La vraie vie, la vie enfin découverte et éclaircie, la seule vie par conséquent réellement vécue, c'est la littérature.



mercredi 6 février 2013

Je solliciterais dans la Compagnie du Nord-Sud un emploi d’homme de peines, même au nettoyage des machines.


 Astrid Fontaine, Le Peuple des tunnels, Ginkgo éditeurs, 2012.

Ce livre n’est ni un livre d’histoire ni un livre de témoignages, mais un peu des deux. Le sujet est passionnant : le peuple des employés de la Compagnie Nord-Sud, qui a géré pendant la première moitié du XXe siècle l’actuelle ligne 12 du métro parisien.
Fontaine a eu accès aux archives de la Compagnie et aux dossiers du personnel. Elle raconte la provenance de ces employés, passant de petits métiers disparus à celui, envié, d’employé du métropolitain, lieu de modernité, où les soins médicaux sont gratuits. La Compagnie est paternaliste et se mêle de tous les aspects de leur vie : on y lit les justificatifs de retard, les aveux de difficulté, les récriminations, les ras-le-bol… Ce livre est une plongée au cœur de la France modeste qui construit le Paris moderne : les terrassiers qui creusent dans des conditions lamentables les tunnels (qui sont toujours ceux utilisés aujourd’hui), l’alcoolisme des employés, les relations avec les voyageurs, la tuberculose, la faiblesse des salaires, leur rapport à l’autorité… la vie était rude.

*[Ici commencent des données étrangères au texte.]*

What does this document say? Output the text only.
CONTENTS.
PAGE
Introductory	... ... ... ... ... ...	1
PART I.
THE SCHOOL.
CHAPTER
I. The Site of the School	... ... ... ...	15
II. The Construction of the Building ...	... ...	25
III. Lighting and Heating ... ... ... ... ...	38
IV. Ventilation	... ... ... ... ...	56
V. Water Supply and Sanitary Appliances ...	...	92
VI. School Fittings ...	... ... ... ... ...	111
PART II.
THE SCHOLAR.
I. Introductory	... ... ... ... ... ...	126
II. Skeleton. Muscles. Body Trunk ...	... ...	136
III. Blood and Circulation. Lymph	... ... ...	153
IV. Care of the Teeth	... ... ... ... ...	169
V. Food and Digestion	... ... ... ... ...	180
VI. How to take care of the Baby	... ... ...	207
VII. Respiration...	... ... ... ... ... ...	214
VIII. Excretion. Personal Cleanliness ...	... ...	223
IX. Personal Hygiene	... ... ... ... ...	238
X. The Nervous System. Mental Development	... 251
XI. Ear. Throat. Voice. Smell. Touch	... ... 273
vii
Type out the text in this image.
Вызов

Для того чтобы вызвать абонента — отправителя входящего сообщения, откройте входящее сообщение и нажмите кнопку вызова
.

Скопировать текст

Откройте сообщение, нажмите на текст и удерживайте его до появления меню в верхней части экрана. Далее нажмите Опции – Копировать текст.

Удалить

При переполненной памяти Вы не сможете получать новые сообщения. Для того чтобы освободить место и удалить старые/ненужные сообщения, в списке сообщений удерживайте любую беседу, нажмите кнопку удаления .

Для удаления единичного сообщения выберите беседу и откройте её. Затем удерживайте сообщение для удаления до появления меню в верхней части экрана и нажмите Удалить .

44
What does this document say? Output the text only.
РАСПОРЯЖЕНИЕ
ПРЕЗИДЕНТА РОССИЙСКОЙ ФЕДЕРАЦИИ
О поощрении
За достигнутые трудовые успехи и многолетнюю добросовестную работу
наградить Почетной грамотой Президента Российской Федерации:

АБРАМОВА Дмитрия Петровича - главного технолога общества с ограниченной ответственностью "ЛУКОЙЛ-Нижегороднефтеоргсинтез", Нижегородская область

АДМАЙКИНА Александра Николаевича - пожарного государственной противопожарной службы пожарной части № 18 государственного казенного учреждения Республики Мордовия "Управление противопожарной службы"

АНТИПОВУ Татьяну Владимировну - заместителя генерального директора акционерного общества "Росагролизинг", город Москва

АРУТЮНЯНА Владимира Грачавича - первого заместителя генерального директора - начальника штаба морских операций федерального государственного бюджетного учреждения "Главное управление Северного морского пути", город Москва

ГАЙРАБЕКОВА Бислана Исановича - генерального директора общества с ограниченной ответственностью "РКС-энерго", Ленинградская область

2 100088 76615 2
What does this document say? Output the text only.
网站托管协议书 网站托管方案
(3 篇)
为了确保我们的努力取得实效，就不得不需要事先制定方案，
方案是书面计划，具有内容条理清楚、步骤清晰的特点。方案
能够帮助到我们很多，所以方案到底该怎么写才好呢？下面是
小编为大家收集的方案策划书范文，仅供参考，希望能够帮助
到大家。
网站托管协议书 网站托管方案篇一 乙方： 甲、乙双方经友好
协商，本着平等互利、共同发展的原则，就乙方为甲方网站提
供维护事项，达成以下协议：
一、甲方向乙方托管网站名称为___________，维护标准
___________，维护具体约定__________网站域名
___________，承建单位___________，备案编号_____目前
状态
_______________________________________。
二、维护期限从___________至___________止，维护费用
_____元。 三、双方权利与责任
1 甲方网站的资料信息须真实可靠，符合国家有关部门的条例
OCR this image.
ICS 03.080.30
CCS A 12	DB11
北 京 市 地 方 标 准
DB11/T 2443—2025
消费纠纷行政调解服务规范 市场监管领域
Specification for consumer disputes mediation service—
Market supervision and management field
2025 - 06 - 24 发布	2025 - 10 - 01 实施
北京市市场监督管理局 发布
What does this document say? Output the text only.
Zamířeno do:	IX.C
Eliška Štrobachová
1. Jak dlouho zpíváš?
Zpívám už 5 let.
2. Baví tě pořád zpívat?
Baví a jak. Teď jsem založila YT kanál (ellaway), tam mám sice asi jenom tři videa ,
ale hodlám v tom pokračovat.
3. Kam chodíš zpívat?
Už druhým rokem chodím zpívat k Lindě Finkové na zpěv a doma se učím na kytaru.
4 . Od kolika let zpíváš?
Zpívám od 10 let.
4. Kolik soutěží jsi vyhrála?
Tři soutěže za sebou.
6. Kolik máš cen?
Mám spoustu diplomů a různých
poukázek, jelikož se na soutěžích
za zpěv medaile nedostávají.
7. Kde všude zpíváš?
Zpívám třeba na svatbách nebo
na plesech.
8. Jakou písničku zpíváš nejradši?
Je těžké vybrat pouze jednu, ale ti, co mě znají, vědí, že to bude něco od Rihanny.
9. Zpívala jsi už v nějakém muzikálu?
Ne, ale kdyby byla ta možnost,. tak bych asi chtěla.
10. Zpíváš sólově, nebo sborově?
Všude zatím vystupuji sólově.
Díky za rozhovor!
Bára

Cette génération a été ravagée par la Première Guerre mondiale, par les maladies professionnelles, par la pauvreté et une certaine violence des moeurs.Tout cela est passionnant car vivant, le livre s’appuyant sur de longs extraits d’archives (avec leur orthographe et leur syntaxe d’origine, c’est la parole même d’employés qui est présentée ici) et des photographies. C’est un document riche sur une époque révolue et pourtant fondatrice.

Affiche de Joé Bridge.
Marseille, Mucem, image RMN.

Un bémol : l’auteur-narratrice se met en scène en cruche naïve, ce qui est particulièrement agaçant, alors même qu’elle a su sélectionner les archives, les organiser et les analyser. Ce style soi-disant spontané n’est pas nécessaire, le matériau de base étant suffisamment riche par lui-même. Il faut donc surtout retenir les témoignages de l’époque.

Formulaire Modèle 61
Vous me faites demander le motif de mon retard du 14 juillet. Il est bien simple, aussi je me demande ce que ça veut dire de toujours demander les motifs des retards, car si je me serais réveillé à l’heure j’aurais arrivé à l’heure et vous ne devez pas l’ignorer. Mais quand on fait du rabiot, on ne vient jamais me demander le motif, aussi j’en ai marre de faire vos 61, je ne suis pas une machine à répétition.
A été licencié.

Je remercie les éditions Ginkgo pour cette lecture.


5 commentaires:

Asphodèle a dit…

Ce livre ne me tente pas mais tu nous tenterais avec un ticket de métro si on t'écoutait !!! :)

nathalie a dit…

M'enfin...

Anonyme a dit…

J'ai adoré ce livre, aussi bien le texte que les illustrations ou les photos. Le récit est fluide. Je trouve au contraire que la position d'Astrid Fontaine qui raconte son parcours au milieu de ces archives incroyables est assez ingénieuse. C'est assez rare de voir ce genre de sujet très universitaire traité de cette façon. J'aime aussi le fait qu'elle fasse revivre des personnages en les faisant parler à la première personne, et justement là, elle s'efface complètement pour laisser le lecteur face à ce groom ou à ce couple employés du Nord Sud.

nathalie a dit…

Bonjour Anonyme, je pense quant à moi que Fontaine devrait lire Le Goût de l'archive d'Arlette Farge (ou le relire) : cela lui ferait un bon modèle de méthodologie.

Anonyme a dit…

Bonjour. Pour moi l'important c'est la marge, pas la page. Et encore moins la leçon...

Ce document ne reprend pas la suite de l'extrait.